The larger CPU/GPU strong-scaling artifacts
docs/_static/independent_ky_scan_scaling_large.json and
docs/_static/quasilinear_uq_ensemble_scaling_large.json are the current
release references for production independent-work scaling. Their split CPU
and GPU companions must keep per-row identity, timing, and worker/profile
metadata synchronized with the performance and validation manifests.

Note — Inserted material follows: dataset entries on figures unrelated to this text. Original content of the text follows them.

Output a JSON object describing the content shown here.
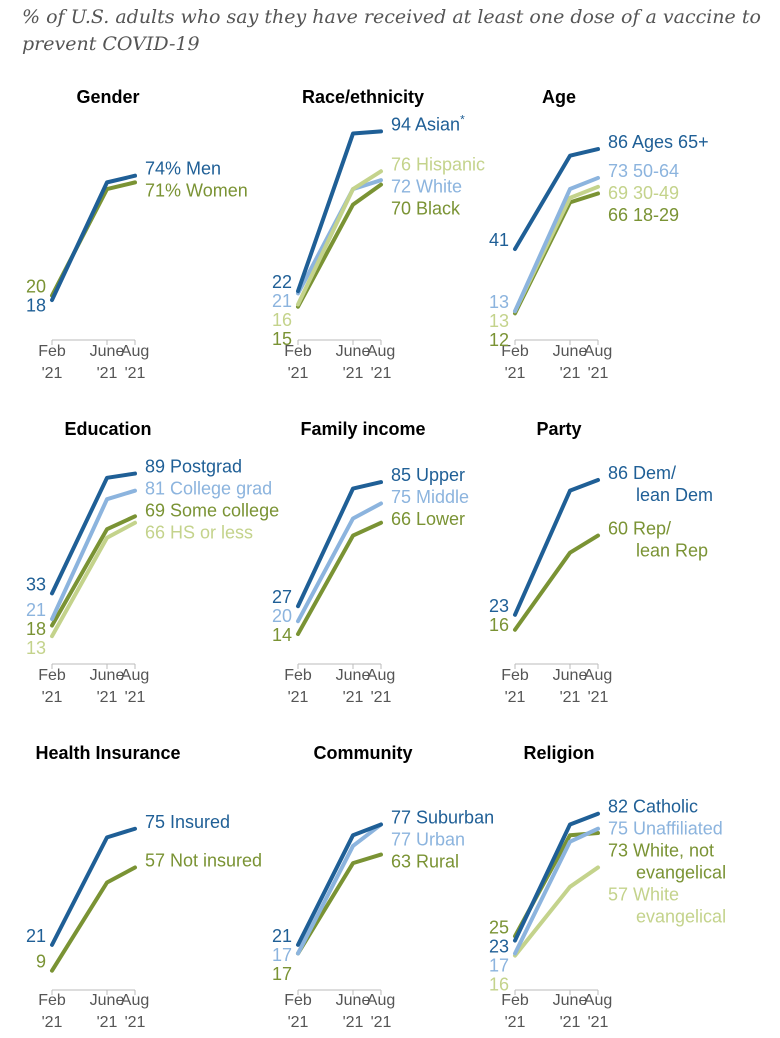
{
  "subtitle": "% of U.S. adults who say they have received at least one dose of a vaccine to prevent COVID-19",
  "colors": {
    "dark_blue": "#1f5f96",
    "light_blue": "#8cb4de",
    "olive": "#7a9334",
    "light_olive": "#c4d38c",
    "axis": "#bbbbbb"
  },
  "chart_data": [
    {
      "type": "line",
      "title": "Gender",
      "x": [
        "Feb '21",
        "June '21",
        "Aug '21"
      ],
      "series": [
        {
          "name": "Men",
          "values": [
            18,
            71,
            74
          ],
          "color": "dark_blue",
          "end_label": "74% Men",
          "start_label": "18"
        },
        {
          "name": "Women",
          "values": [
            20,
            68,
            71
          ],
          "color": "olive",
          "end_label": "71% Women",
          "start_label": "20"
        }
      ]
    },
    {
      "type": "line",
      "title": "Race/ethnicity",
      "x": [
        "Feb '21",
        "June '21",
        "Aug '21"
      ],
      "series": [
        {
          "name": "Asian*",
          "values": [
            22,
            93,
            94
          ],
          "color": "dark_blue",
          "end_label": "94 Asian",
          "end_suffix": "*",
          "start_label": "22"
        },
        {
          "name": "Hispanic",
          "values": [
            16,
            68,
            76
          ],
          "color": "light_olive",
          "end_label": "76 Hispanic",
          "start_label": "16"
        },
        {
          "name": "White",
          "values": [
            21,
            68,
            72
          ],
          "color": "light_blue",
          "end_label": "72 White",
          "start_label": "21"
        },
        {
          "name": "Black",
          "values": [
            15,
            61,
            70
          ],
          "color": "olive",
          "end_label": "70 Black",
          "start_label": "15"
        }
      ]
    },
    {
      "type": "line",
      "title": "Age",
      "x": [
        "Feb '21",
        "June '21",
        "Aug '21"
      ],
      "series": [
        {
          "name": "Ages 65+",
          "values": [
            41,
            83,
            86
          ],
          "color": "dark_blue",
          "end_label": "86 Ages 65+",
          "start_label": "41"
        },
        {
          "name": "50-64",
          "values": [
            13,
            68,
            73
          ],
          "color": "light_blue",
          "end_label": "73 50-64",
          "start_label": "13"
        },
        {
          "name": "30-49",
          "values": [
            13,
            64,
            69
          ],
          "color": "light_olive",
          "end_label": "69 30-49",
          "start_label": "13"
        },
        {
          "name": "18-29",
          "values": [
            12,
            62,
            66
          ],
          "color": "olive",
          "end_label": "66 18-29",
          "start_label": "12"
        }
      ]
    },
    {
      "type": "line",
      "title": "Education",
      "x": [
        "Feb '21",
        "June '21",
        "Aug '21"
      ],
      "series": [
        {
          "name": "Postgrad",
          "values": [
            33,
            87,
            89
          ],
          "color": "dark_blue",
          "end_label": "89 Postgrad",
          "start_label": "33"
        },
        {
          "name": "College grad",
          "values": [
            21,
            77,
            81
          ],
          "color": "light_blue",
          "end_label": "81 College grad",
          "start_label": "21"
        },
        {
          "name": "Some college",
          "values": [
            18,
            63,
            69
          ],
          "color": "olive",
          "end_label": "69 Some college",
          "start_label": "18"
        },
        {
          "name": "HS or less",
          "values": [
            13,
            59,
            66
          ],
          "color": "light_olive",
          "end_label": "66 HS or less",
          "start_label": "13"
        }
      ]
    },
    {
      "type": "line",
      "title": "Family income",
      "x": [
        "Feb '21",
        "June '21",
        "Aug '21"
      ],
      "series": [
        {
          "name": "Upper",
          "values": [
            27,
            82,
            85
          ],
          "color": "dark_blue",
          "end_label": "85 Upper",
          "start_label": "27"
        },
        {
          "name": "Middle",
          "values": [
            20,
            68,
            75
          ],
          "color": "light_blue",
          "end_label": "75 Middle",
          "start_label": "20"
        },
        {
          "name": "Lower",
          "values": [
            14,
            60,
            66
          ],
          "color": "olive",
          "end_label": "66 Lower",
          "start_label": "14"
        }
      ]
    },
    {
      "type": "line",
      "title": "Party",
      "x": [
        "Feb '21",
        "June '21",
        "Aug '21"
      ],
      "series": [
        {
          "name": "Dem/lean Dem",
          "values": [
            23,
            81,
            86
          ],
          "color": "dark_blue",
          "end_label": [
            "86 Dem/",
            "lean Dem"
          ],
          "start_label": "23"
        },
        {
          "name": "Rep/lean Rep",
          "values": [
            16,
            52,
            60
          ],
          "color": "olive",
          "end_label": [
            "60 Rep/",
            "lean Rep"
          ],
          "start_label": "16"
        }
      ]
    },
    {
      "type": "line",
      "title": "Health Insurance",
      "x": [
        "Feb '21",
        "June '21",
        "Aug '21"
      ],
      "series": [
        {
          "name": "Insured",
          "values": [
            21,
            71,
            75
          ],
          "color": "dark_blue",
          "end_label": "75 Insured",
          "start_label": "21"
        },
        {
          "name": "Not insured",
          "values": [
            9,
            50,
            57
          ],
          "color": "olive",
          "end_label": "57 Not insured",
          "start_label": "9"
        }
      ]
    },
    {
      "type": "line",
      "title": "Community",
      "x": [
        "Feb '21",
        "June '21",
        "Aug '21"
      ],
      "series": [
        {
          "name": "Suburban",
          "values": [
            21,
            72,
            77
          ],
          "color": "dark_blue",
          "end_label": "77 Suburban",
          "start_label": "21"
        },
        {
          "name": "Urban",
          "values": [
            17,
            67,
            77
          ],
          "color": "light_blue",
          "end_label": "77 Urban",
          "start_label": "17"
        },
        {
          "name": "Rural",
          "values": [
            17,
            59,
            63
          ],
          "color": "olive",
          "end_label": "63 Rural",
          "start_label": "17"
        }
      ]
    },
    {
      "type": "line",
      "title": "Religion",
      "x": [
        "Feb '21",
        "June '21",
        "Aug '21"
      ],
      "series": [
        {
          "name": "Catholic",
          "values": [
            23,
            77,
            82
          ],
          "color": "dark_blue",
          "end_label": "82 Catholic",
          "start_label": "23"
        },
        {
          "name": "Unaffiliated",
          "values": [
            17,
            69,
            75
          ],
          "color": "light_blue",
          "end_label": "75 Unaffiliated",
          "start_label": "17"
        },
        {
          "name": "White, not evangelical",
          "values": [
            25,
            72,
            73
          ],
          "color": "olive",
          "end_label": [
            "73 White, not",
            "evangelical"
          ],
          "start_label": "25"
        },
        {
          "name": "White evangelical",
          "values": [
            16,
            48,
            57
          ],
          "color": "light_olive",
          "end_label": [
            "57 White",
            "evangelical"
          ],
          "start_label": "16"
        }
      ]
    }
  ]
}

docs/_static/parallelization_completion_status.json is the release ledger
that turns those artifacts into a scoped production-closure claim while keeping
nonlinear domain-decomposition speedup out of scope.
Fixed-step nonlinear full-state sharding now has an engineering identity
artifact at docs/_static/nonlinear_sharding_profile.json generated by
tools/profile_nonlinear_sharding.py. That closes the control-flow and
final-state identity layer for the pjit state-sharded scan. The corresponding
two-GPU office artifact,
docs/_static/nonlinear_sharding_profile_office_gpu.json, confirms active
auto/kx sharding with zero final-state error on the bounded profiling
grid. The large combined sweep
docs/_static/nonlinear_sharding_strong_scaling_large.json is a
profiler/identity artifact, not a production nonlinear speedup claim. The same
diagnostic keeps z-axis FFT sharding out of the release claim until it has
a dedicated communication/layout design and a passing identity gate. True
nonlinear domain decomposition with halo/FFT communication, conservation
checks, and benchmark-size speedup remains outside the release claim.
Notes
A lane should not move from
OpentoClosedwithout an owning script, frozen artifact path, and literature/reference statement.README figures should use only
Closedlanes unless a panel is explicitly marked exploratory.Raw eigenfunction overlays for manuscript use should be rendered only from frozen reference bundles checked into
docs/_static/reference_modes/. Do not build publication figures from transient external files or ad hoc office-machine outputs.Experimental-facing figures such as W7-X fluctuation spectra should remain scoped as simulation diagnostics unless the diagnostic transfer function and access model are encoded directly in the repo.
Electromagnetic stellarator claims should be split explicitly into heavy-electron verification and realistic-electron research runs.